By contrast, the goal of using binding international agreements to improve the domestic regulatory process more generally is asking a lot, and it is uncertain whether this would yield any major benefit in reducing the burden of regulation. Domestic regulatory systems are the result of complex internal processes, and cannot easily be changed. The EU regulatory system is not some accident of history. They have spent a lot of time developing it, and it would not be easy to get internal agreement on modifications. The EU Commission has already been working on improving the regulatory environment for over a decade, most recently through the Regulatory Fitness and Performance Programme (REFIT). The U.S. has had similar initiatives, and continues to pursue domestic reforms.

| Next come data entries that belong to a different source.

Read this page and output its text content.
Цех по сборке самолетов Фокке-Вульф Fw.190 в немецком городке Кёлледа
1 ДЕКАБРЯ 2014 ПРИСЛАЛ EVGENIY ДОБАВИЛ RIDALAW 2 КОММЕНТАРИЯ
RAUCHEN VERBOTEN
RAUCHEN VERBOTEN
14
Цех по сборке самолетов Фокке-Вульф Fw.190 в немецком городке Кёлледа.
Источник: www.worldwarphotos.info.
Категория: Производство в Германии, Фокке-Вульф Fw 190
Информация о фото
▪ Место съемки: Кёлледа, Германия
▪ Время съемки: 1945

This is not to say that nothing can be done about regulatory process reforms at the international level. But regulatory models are a delicate topic in domestic political terms, and should be approached with some sensitivity. Thus, rather than binding international rules, an international forum for discussion of these issues may be a useful way forward. Many governments around the world have put a great deal of thought into these issues. Everyone could probably learn a bit from their counterparts, by sharing experiences with other countries undertaking similar efforts.
The TTIP is a promising new trade initiative, and its efforts to deal with regulatory trade barriers are admirable. But it is important to keep the talks focused on realistic goals. If we want this effort to succeed, it would be best to emphasize the smaller, but achievable, goal of dealing with regulatory divergence, and leave domestic regulatory reform efforts mostly to individual states and their citizens.